Nunes is facing a similar challenge, with Democratic Super PAC Fight Back California funding a challenge in court that would force the congressman to remove the farmer designation. While Nunes’ most recent financial disclosure reports less than $5,000 in income from Alpha Omega Winery and less than $200 from a Bank of America Savings Account, his family owns a farm in Tulare.
The lawsuit says Nunes has not “earned income from farming or agriculture operations in at least 10 years.”
Anthony Ratekin, Nunes’ chief of staff, did not respond to a question regarding how Nunes received farm income, but sent McClatchy a statement saying, “I’m sure the left-wing activist groups that sponsor these stunts are thrilled they can continue to depend on McClatchy and the Fresno Bee to obediently report their talking points.”
What defines a farmer isn’t clear-cut. Under the California Farm Bureau bylaws, it seems to come down to how much income comes from farming activities, which can include leasing farming land to others.
“A person qualifies as an agricultural member if he or she ‘derives a substantial portion of his or her gross income from farming operations — including as an owner, lessor, lessee, manager, officer or substantial shareholder’ of a farming enterprise,” said Dave Kranz, spokesman for the California Farm Bureau Federation.
“I don’t see anything in our bylaws that defines what ‘substantial’ means exactly,” he added. “Local farm bureaus make those determinations, so you’d have to ask them.”

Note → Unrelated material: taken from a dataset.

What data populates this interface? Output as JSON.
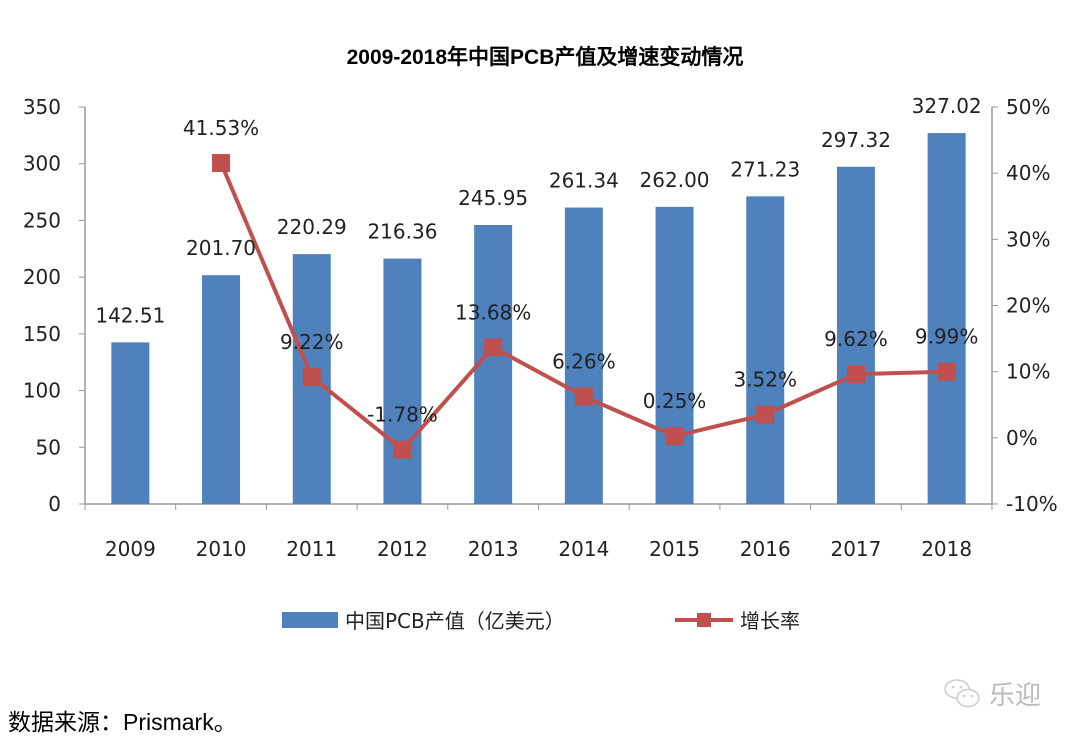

The Merced County Farm Bureau, which would have jurisdiction over Denham’s farm’s location in Atwater, did not return a request for comment. The U.S. Department of Agriculture has a definition for what constitutes a farm but not a farmer.
Denham said he earns $50,000 per year in rent on the property now. He was unable to say how much that comprised of his total annual income. It could be anywhere from 4 percent to 13 percent of his income, according to his financial disclosure report, which only gives ranges on income and not definite amounts.
If Nunes counts the winery as a farming operation, it accounts for 2.8 percent of his income at most. He did not report any personal income from the family farm on his latest financial disclosure.
They aren’t the first people to face suits over the farmer designation on the ballot. In a race for a State Assembly seat in 2016, one Republican candidate successfully convinced a judge to force another Republican candidate to remove their farmer description from the ballot.
Republican candidate Young Kim is also facing a challenge to her ballot designation, as a “small business owner,” in the race to replace retiring Republican Rep. Ed Royce in Orange County.